Friday, February 10, 2012

Performance tuning using BULK COLLECT with example


In this post, lets see the effect of BULK COLLECT over performance.Simple example are used.
The below code is written using with and with out Bulk feature to retrieve data from a table and populate the collection objects.

Without Bulk Collect

DECLARE
   TYPE namelist IS TABLE OF emp_info.ename%TYPE
      INDEX BY BINARY_INTEGER;
   TYPE sallist IS TABLE OF emp_info.sal%TYPE
      INDEX BY BINARY_INTEGER;
   CURSOR c1
   IS
      SELECT ename, sal
        FROM emp_info;

   names   namelist;
   sals    sallist;
   i       NUMBER   := 0;
BEGIN
   FOR rec_c1 IN c1
   LOOP
      names (i) := rec_c1.ename;
      sals (i) := rec_c1.sal;
      i := i + 1;
   END LOOP;
END;

The above is a very simple program that does not use bulk binds.
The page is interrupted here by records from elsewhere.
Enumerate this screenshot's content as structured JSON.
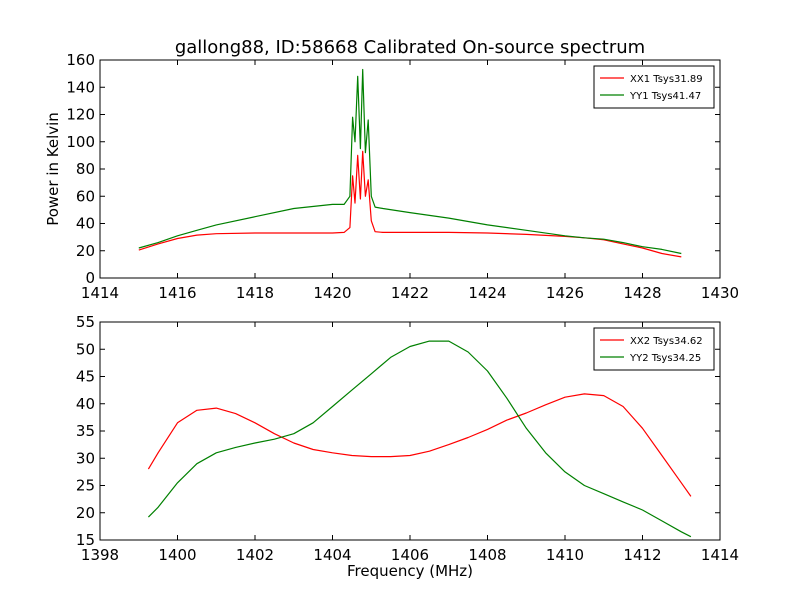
{
  "chart_data": [
    {
      "type": "line",
      "title": "gallong88, ID:58668 Calibrated On-source spectrum",
      "xlabel": "",
      "ylabel": "Power in Kelvin",
      "xlim": [
        1414,
        1430
      ],
      "ylim": [
        0,
        160
      ],
      "xticks": [
        "1414",
        "1416",
        "1418",
        "1420",
        "1422",
        "1424",
        "1426",
        "1428",
        "1430"
      ],
      "yticks": [
        "0",
        "20",
        "40",
        "60",
        "80",
        "100",
        "120",
        "140",
        "160"
      ],
      "grid": false,
      "legend_position": "top-right",
      "series": [
        {
          "name": "XX1 Tsys31.89",
          "color": "#ff0000",
          "x": [
            1415.0,
            1415.5,
            1416.0,
            1416.5,
            1417.0,
            1418.0,
            1419.0,
            1420.0,
            1420.3,
            1420.45,
            1420.52,
            1420.58,
            1420.65,
            1420.72,
            1420.78,
            1420.85,
            1420.92,
            1421.0,
            1421.1,
            1421.3,
            1422.0,
            1423.0,
            1424.0,
            1425.0,
            1426.0,
            1426.5,
            1427.0,
            1427.5,
            1428.0,
            1428.5,
            1429.0
          ],
          "y": [
            20.5,
            25,
            29,
            31.5,
            32.5,
            33,
            33,
            33,
            33.5,
            37,
            75,
            55,
            90,
            58,
            93,
            60,
            72,
            42,
            34,
            33.5,
            33.5,
            33.5,
            33,
            32,
            30.5,
            29.5,
            28,
            25,
            22,
            18,
            15.5
          ]
        },
        {
          "name": "YY1 Tsys41.47",
          "color": "#008000",
          "x": [
            1415.0,
            1415.5,
            1416.0,
            1416.5,
            1417.0,
            1418.0,
            1419.0,
            1420.0,
            1420.3,
            1420.45,
            1420.52,
            1420.58,
            1420.65,
            1420.72,
            1420.78,
            1420.85,
            1420.92,
            1421.0,
            1421.1,
            1421.3,
            1422.0,
            1423.0,
            1424.0,
            1425.0,
            1426.0,
            1426.5,
            1427.0,
            1427.5,
            1428.0,
            1428.5,
            1429.0
          ],
          "y": [
            22,
            26,
            31,
            35,
            39,
            45,
            51,
            54,
            54,
            60,
            118,
            100,
            148,
            95,
            153,
            92,
            116,
            60,
            52,
            51,
            48,
            44,
            39,
            35,
            31,
            29.5,
            28.5,
            26,
            23,
            21,
            18
          ]
        }
      ]
    },
    {
      "type": "line",
      "title": "",
      "xlabel": "Frequency (MHz)",
      "ylabel": "",
      "xlim": [
        1398,
        1414
      ],
      "ylim": [
        15,
        55
      ],
      "xticks": [
        "1398",
        "1400",
        "1402",
        "1404",
        "1406",
        "1408",
        "1410",
        "1412",
        "1414"
      ],
      "yticks": [
        "15",
        "20",
        "25",
        "30",
        "35",
        "40",
        "45",
        "50",
        "55"
      ],
      "grid": false,
      "legend_position": "top-right",
      "series": [
        {
          "name": "XX2 Tsys34.62",
          "color": "#ff0000",
          "x": [
            1399.25,
            1399.5,
            1400.0,
            1400.5,
            1401.0,
            1401.5,
            1402.0,
            1402.5,
            1403.0,
            1403.5,
            1404.0,
            1404.5,
            1405.0,
            1405.5,
            1406.0,
            1406.5,
            1407.0,
            1407.5,
            1408.0,
            1408.5,
            1409.0,
            1409.5,
            1410.0,
            1410.5,
            1411.0,
            1411.5,
            1412.0,
            1412.5,
            1413.0,
            1413.25
          ],
          "y": [
            28,
            31,
            36.5,
            38.8,
            39.2,
            38.2,
            36.5,
            34.5,
            32.8,
            31.6,
            31,
            30.5,
            30.3,
            30.3,
            30.5,
            31.3,
            32.5,
            33.8,
            35.3,
            37,
            38.3,
            39.8,
            41.2,
            41.8,
            41.5,
            39.5,
            35.5,
            30.5,
            25.5,
            23
          ]
        },
        {
          "name": "YY2 Tsys34.25",
          "color": "#008000",
          "x": [
            1399.25,
            1399.5,
            1400.0,
            1400.5,
            1401.0,
            1401.5,
            1402.0,
            1402.5,
            1403.0,
            1403.5,
            1404.0,
            1404.5,
            1405.0,
            1405.5,
            1406.0,
            1406.5,
            1407.0,
            1407.5,
            1408.0,
            1408.5,
            1409.0,
            1409.5,
            1410.0,
            1410.5,
            1411.0,
            1411.5,
            1412.0,
            1412.5,
            1413.0,
            1413.25
          ],
          "y": [
            19.2,
            21,
            25.5,
            29,
            31,
            32,
            32.8,
            33.5,
            34.5,
            36.5,
            39.5,
            42.5,
            45.5,
            48.5,
            50.5,
            51.5,
            51.5,
            49.5,
            46,
            41,
            35.5,
            31,
            27.5,
            25,
            23.5,
            22,
            20.5,
            18.5,
            16.5,
            15.6
          ]
        }
      ]
    }
  ]
}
There were
  146939 fetch calls against the cursor, requiring 146943 logical
reads and 1.57 CPU seconds. 

With Bulk Collect

DECLARE
   TYPE namelist IS TABLE OF emp.ename%TYPE;
   TYPE sallist IS TABLE OF emp.sal%TYPE;
   CURSOR c1
   IS
      SELECT ename, sal
        FROM emp_info;

   names   namelist;
   sals    sallist;
BEGIN
   OPEN c1;
   FETCH c1
   BULK COLLECT INTO names, sals;
END;

The above is a very simple program which uses bulk binds.
There were only 1 against the cursor instead of 146939, bringing logical reads down from 146943 to 475 and CPU time from 1.57 to 0.51 seconds.
This shows the effect of BULK BINDS on Performance Improvement.